Sextant_01.gif (17883 bytes)Several weeks of vigorous typing (?) later, the first modules demonstrated that it was indeed possible to run PC versions of dBase III and Wordstar on the Z100! And in the true spirit of "any idiot with a PC and a PO Box can launch a product", the garage was commandeered, and a product called "IBEm" was launched. 

Pretty soon it got a cover spot on the Heath/Zenith enthusiasts magazine, a mention in Byte, and Peter Norton's and Jerry Pournelle's offices wrote to find out what was going on. Well, to cut a long story short, this was one of several commercial attempts to make the Z100 compatible with PCs (the others were hardware boards), none of which were able to do a very complete job.  And as fast as I could produce adaptations to suit particular applications, so customers found new products that didn't run.  In the end everyone bought a PC and lost interest.

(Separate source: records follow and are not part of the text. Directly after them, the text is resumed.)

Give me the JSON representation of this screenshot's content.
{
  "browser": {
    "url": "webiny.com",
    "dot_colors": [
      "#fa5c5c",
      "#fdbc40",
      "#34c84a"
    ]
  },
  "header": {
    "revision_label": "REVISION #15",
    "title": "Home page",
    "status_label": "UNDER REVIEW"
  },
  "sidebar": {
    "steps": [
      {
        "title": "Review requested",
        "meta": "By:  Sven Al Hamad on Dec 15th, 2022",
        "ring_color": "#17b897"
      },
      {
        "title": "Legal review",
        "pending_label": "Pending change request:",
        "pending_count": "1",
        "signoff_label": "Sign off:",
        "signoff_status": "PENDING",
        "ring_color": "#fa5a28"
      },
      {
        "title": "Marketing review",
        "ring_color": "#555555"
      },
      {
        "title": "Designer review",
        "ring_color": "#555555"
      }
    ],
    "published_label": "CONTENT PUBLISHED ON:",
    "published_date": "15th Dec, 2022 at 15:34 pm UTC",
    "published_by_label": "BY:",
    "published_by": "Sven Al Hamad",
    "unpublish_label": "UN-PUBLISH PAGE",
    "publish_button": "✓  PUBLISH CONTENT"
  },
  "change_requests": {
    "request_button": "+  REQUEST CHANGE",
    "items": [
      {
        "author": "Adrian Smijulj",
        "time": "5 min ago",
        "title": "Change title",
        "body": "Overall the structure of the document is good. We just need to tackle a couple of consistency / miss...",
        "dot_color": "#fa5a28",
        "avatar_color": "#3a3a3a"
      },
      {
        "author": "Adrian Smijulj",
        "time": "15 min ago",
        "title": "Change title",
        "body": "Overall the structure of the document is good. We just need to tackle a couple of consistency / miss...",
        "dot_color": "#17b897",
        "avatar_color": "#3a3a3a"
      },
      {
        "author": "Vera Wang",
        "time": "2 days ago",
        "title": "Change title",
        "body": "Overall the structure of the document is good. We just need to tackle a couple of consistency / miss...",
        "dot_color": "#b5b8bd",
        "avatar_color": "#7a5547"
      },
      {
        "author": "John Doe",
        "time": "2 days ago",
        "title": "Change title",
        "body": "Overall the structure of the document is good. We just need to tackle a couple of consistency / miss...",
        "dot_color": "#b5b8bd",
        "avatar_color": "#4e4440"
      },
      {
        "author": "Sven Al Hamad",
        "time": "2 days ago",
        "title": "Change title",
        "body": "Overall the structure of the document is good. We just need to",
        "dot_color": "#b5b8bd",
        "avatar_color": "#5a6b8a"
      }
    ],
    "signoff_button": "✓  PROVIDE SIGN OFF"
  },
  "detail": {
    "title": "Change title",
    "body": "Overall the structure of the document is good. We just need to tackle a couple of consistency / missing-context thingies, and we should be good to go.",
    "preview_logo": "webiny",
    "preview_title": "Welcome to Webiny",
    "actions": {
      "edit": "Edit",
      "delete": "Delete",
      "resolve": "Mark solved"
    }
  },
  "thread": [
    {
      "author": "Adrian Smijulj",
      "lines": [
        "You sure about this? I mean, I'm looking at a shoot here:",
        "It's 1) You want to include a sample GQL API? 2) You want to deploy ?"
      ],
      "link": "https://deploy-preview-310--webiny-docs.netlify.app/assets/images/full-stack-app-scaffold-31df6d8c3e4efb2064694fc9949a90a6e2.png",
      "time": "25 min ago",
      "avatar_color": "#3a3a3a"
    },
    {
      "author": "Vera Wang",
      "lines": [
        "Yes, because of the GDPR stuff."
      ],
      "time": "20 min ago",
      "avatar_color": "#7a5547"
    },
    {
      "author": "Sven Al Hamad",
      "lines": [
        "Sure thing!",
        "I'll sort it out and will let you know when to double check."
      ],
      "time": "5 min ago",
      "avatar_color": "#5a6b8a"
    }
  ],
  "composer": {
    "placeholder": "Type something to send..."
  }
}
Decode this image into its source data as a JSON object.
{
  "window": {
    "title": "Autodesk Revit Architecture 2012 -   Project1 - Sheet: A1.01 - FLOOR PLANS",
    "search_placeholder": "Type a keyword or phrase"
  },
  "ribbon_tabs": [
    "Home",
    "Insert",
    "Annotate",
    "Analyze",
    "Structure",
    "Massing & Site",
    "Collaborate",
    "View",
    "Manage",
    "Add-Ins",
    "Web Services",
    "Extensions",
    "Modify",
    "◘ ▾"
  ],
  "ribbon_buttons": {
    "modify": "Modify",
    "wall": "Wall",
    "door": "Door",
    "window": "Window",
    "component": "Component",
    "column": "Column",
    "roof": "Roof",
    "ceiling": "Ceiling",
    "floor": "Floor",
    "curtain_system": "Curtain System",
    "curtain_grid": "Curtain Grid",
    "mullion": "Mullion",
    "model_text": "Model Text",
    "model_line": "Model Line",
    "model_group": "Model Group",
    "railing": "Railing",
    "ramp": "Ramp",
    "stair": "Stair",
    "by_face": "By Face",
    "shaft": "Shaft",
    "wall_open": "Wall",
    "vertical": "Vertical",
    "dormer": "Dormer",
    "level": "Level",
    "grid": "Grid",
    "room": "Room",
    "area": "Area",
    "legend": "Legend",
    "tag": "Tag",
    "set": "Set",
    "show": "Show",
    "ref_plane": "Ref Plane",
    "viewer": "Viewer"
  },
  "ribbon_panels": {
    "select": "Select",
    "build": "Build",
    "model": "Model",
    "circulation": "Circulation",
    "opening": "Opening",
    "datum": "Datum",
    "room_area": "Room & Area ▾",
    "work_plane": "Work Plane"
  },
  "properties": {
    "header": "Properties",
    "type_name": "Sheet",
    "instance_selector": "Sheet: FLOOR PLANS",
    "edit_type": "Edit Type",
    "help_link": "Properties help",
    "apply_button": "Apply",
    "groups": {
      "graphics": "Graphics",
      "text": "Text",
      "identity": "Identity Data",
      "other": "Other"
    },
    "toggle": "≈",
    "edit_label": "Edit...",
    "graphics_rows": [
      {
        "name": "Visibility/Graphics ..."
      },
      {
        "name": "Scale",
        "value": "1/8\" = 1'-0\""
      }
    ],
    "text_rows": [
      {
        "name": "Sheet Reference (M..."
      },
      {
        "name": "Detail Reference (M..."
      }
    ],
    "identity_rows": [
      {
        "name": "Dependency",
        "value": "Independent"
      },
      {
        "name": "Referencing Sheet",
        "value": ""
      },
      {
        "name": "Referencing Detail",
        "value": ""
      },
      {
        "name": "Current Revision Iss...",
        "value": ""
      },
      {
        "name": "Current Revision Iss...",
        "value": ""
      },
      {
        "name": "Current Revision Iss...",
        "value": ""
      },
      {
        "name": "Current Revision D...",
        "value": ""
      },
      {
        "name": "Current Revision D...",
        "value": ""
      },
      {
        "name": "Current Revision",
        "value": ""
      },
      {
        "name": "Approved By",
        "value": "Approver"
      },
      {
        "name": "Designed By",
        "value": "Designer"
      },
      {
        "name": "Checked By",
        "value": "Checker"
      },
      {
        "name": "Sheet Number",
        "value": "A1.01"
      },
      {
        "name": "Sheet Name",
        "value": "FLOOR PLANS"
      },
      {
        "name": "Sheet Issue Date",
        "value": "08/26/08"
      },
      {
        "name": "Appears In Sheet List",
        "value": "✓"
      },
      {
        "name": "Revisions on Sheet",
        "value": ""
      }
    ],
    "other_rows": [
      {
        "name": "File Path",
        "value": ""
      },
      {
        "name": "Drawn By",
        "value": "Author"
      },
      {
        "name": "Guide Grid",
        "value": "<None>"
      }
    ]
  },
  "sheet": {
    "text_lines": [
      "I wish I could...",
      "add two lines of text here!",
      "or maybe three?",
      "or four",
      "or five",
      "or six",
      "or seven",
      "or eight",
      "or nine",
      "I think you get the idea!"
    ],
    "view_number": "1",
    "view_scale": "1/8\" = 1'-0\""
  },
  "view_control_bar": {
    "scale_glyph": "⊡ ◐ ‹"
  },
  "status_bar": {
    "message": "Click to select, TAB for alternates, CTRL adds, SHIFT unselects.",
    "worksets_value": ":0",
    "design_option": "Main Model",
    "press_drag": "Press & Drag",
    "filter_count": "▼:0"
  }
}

But along the way, my partner Bill Morris had cooked up a couple more products: a Tektronix 4010 vector terminal emulator package (FlexiTek), and a graphics screen printer package (FlexiPrint), both for Z100 and PC. FlexiPrint supported any dot-matrix printers (including color) that a customer would send us a manual for, and everyone got source code for everything.   We managed to score a site license with a large defense agency (which one I won't mention) that had bought a  boat-load of Z100's... and that made it almost worth it.